Wednesday, January 16, 2008

Unforgiven

This semester we will be featuring reflections and stories written by some of our Catalyst interns. Today our inaugural post is by senior Eric Page:

One of the movie lines that has been repeating in my head lately is Clint Eastwood's most famous line from the movie Unforgiven. At the end of the movie, he has a rifle pointed at Gene Hackman's character and Gene says "I don't deserve this." Clint snaps back "Deserve's got nothing to do with it". For some reason, this line has become the de facto answer in my head as to why bad things happen in this world. People like to ask the devout and even God himself "Why do bad things happen to good people?" but they miss the point: deserve's got nothing to do with it. No one man is better than another, and because of that no man deserves terrible things to happen to him than another. People do not find it easy to see the good in a murderer or the bad in themselves. People can be more concerned with justice than caring and this hard-nosed way of viewing others creates a vicious cycle of neglect in our world. In Unforgiven, this is Gene Hackman's downfall. Without spoiling the movie, his lack of caring for Morgan Freeman's character, even while strictly upholding the law, causes Clint Eastwood to fall back into his old outlaw ways. This, of course, can be translated to the pious upholding God's law while damning the sinners instead of caring for them.

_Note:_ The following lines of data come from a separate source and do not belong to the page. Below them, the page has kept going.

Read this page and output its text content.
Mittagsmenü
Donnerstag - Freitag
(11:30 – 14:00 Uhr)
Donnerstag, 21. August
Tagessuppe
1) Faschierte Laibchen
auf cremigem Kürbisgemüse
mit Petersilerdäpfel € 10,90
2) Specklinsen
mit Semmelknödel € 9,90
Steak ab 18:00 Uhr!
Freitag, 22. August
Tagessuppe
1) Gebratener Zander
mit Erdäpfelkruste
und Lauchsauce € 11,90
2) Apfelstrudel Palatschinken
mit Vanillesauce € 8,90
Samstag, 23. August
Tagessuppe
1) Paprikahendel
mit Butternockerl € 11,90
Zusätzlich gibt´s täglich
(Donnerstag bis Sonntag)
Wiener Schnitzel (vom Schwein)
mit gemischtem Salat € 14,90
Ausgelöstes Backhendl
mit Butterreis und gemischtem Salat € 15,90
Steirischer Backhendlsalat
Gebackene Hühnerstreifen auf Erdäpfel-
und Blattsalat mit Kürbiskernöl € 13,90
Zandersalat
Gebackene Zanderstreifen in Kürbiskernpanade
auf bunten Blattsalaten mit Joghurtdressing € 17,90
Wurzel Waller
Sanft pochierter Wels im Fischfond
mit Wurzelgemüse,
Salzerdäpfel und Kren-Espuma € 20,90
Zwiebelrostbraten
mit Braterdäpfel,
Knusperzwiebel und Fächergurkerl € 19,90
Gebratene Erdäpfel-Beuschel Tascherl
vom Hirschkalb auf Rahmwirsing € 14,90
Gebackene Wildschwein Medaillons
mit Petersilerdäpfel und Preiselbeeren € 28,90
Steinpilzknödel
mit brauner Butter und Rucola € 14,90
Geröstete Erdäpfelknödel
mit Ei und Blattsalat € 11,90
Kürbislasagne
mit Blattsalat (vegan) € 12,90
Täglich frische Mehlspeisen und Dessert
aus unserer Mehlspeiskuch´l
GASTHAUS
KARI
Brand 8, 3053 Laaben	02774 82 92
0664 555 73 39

There is another side to the line that saves humanity from its faults. When we are all sinners and all deserve bad things to happen to us, why do we deserve the love of God? Why do we deserve to inherit the kingdom of heaven? Well, deserve's got nothing to do with it; love does. It is because of God's love and caring that He forgives us and shows us how to love others. He set the example, now we are charged with showing it to the world. If we screw up, that's ok, keep trying because God will forgive you of your mistakes. Even the justice system may never forgive you, but God will. We may not deserve it, but deserve's got nothing to do with it.

I was very curious to see if anyone else had analyzed that line to the depth I had, so I typed it straight into Google and searched on it. I was surprised when the first result listed was "Christian Cinema" and had an anaylsis similar to mine. It concluded with the following:

"From a Christian perspective, Unforgiven is powerful because it views its characters from God's perspective; it sees things from His vantage point. For all rational purposes, [Gene Hackman] should be the hero of the film. That our sympathies go with the sinner gives us a glimpse of the things God sees."
I didn't feel so bad about taking part of my Christian perspective from a character that was a "known thief and murderer".

I am writing this as a reflection because I would like to really like to know how well this line of thinking fits in with God's teaching and has seriously been the most prevalent God-related thing on my mind recently. Also, would it apply to why the Cowboys lost?

1 comment:

Anonymous said...

Dear Eric,

I really want to thank you for your post on Unforgiven. The quote "Deserve's got nothing to do with it" has stayed on my mind for a long, long time. I never really understood it until now. Thank you.